L’Italia non ha ancora riconquistato la fiducia del mercato al riguardo della sua capacità di ripagare e sostenere l’enorme debito pubblico – ne è prova l’alto rendimento richiesto per comprare i nostri titoli -, ma ha fatto il primo passo per riuscirci dimostrando, via tendenza al pareggio di bilancio, che dal 2013 non aumenterà l’indebitamento. Ma, dopo la prova del rigore, il mercato si aspetta quella della crescita. Il rigore senza crescita, infatti, non permette, per riduzione del gettito fiscale, di mantenere il pareggio di bilancio.
Ora il governo Monti ha la missione di convincere al più presto il mercato che l’Italia potrà spuntare una crescita del Pil futura capace di sostenere il debito. E questa missione, la cosiddetta fase due, richiede non tanto limature al modello, ma un suo cambiamento strutturale, perché è la sua configurazione che deprime la crescita. Bisogna capire questo punto: o l’Italia cambia modello, e convince in tre mesi il mercato che ci riuscirà, o dovrà dichiarare insolvenza anche applicando un estremo rigore. Ciò implica la ricerca di nuove garanzie economiche che sostituiscano quelle vecchie con effetto depressivo.
Per crescere sono necessarie: detassazione, flessibilità del mercato del lavoro; liberalizzazioni; migliore produttività della spesa pubblica via impieghi più selettivi. Ridurre le tasse sarebbe l’azione più stimolativa. Ma il requisito del pareggio di bilancio lo renderà possibile solo dopo la ripresa della crescita. La seconda azione più stimolativa è quella del cambiamento delle regole del lavoro. Se le aziende avessero la possibilità di licenziare certamente assumerebbero più personale e farebbero più investimenti. Ma i sindacati restano ancorati alla teoria irrealistica di difesa del posto lavoro invece di quella realistica di tutela del reddito del lavoratore. Uno è precario quando è in una situazione di incertezza prospettica. Ma uno può essere licenziato e riassunto più volte senza diventare precario. Quando disoccupato passerà sotto la tutele pubblica: salario dignitoso (a termine), eventuale riqualificazione e servizi per trovargli una nuova occupazione sul mercato il prima possibile.
Tale schema è stato applicato, per esempio, in Germania dal governo Schroeder (socialdemocratico) nei primi anni del 2000 e ha ridato competitività all’industria tedesca.

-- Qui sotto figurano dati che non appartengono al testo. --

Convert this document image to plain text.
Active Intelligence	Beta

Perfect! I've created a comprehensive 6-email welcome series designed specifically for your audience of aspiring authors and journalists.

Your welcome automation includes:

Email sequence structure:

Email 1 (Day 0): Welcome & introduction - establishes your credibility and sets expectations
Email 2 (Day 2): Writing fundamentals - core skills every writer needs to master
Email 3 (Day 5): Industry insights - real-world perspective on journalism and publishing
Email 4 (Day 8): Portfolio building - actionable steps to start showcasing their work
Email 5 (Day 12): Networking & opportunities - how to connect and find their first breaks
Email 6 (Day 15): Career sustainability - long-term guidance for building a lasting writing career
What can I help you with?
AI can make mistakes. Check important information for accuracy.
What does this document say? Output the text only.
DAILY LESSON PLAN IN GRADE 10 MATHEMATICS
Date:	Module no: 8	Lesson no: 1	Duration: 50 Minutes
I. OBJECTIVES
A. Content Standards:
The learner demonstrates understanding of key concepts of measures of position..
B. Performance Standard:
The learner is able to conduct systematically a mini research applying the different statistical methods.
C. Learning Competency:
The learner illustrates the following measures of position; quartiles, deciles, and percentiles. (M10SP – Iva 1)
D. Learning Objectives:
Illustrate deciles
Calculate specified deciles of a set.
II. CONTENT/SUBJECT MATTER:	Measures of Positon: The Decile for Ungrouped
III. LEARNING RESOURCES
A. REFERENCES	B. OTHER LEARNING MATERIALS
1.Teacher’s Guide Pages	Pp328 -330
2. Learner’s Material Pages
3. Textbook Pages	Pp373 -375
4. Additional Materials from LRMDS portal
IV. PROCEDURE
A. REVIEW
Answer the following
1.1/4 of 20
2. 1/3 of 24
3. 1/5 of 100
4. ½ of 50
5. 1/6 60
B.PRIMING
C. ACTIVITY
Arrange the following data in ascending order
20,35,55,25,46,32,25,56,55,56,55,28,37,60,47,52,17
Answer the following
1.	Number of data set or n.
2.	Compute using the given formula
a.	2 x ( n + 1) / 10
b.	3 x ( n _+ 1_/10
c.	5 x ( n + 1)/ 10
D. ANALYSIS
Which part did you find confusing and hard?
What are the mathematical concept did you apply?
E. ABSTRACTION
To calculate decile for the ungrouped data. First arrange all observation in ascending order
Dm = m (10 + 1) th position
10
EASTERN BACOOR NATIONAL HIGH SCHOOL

Non si capisce perché in Italia non potremmo fare lo stesso, anche meglio. Il modo politico per farlo è presentare in dettaglio la nuova “garanzia del lavoratore” che sostituisca quella di difesa del posto di lavoro fisso (articolo 18 dello Statuto dei lavoratori, anni ‘70), fare una comparazione di utilità per mostrare i vantaggi dell’innovazione e che il cambiamento di modello economico non implica una riduzione delle garanzie, ma solo la loro modernizzazione. I lavoratori avrebbero più opportunità di occupazione e di premio di produzione in cambio dell’accettazione di poter essere licenziati, ma senza perdere la garanzia di un salario minimo di transizione se accadesse.
Con questa riforma, oltre alle liberalizzazioni, l’Italia potrebbe puntare a una crescita media non inferiore al 2% del Pil e, in pareggio di bilancio, ottenere in 15 anni la riduzione del debito al 60% del Pil, inducendo il mercato a scontare ora la previsione positiva. I sindacati ostacolano questa prospettiva e vanno criticati. Ma il governo deve rendere più chiaro che la riforma del lavoro è un’evoluzione delle garanzie, non una loro eliminazione. Se riusciremo a capirci meglio tutti su questo punto l’Italia non solo si salverà, ma presto volerà.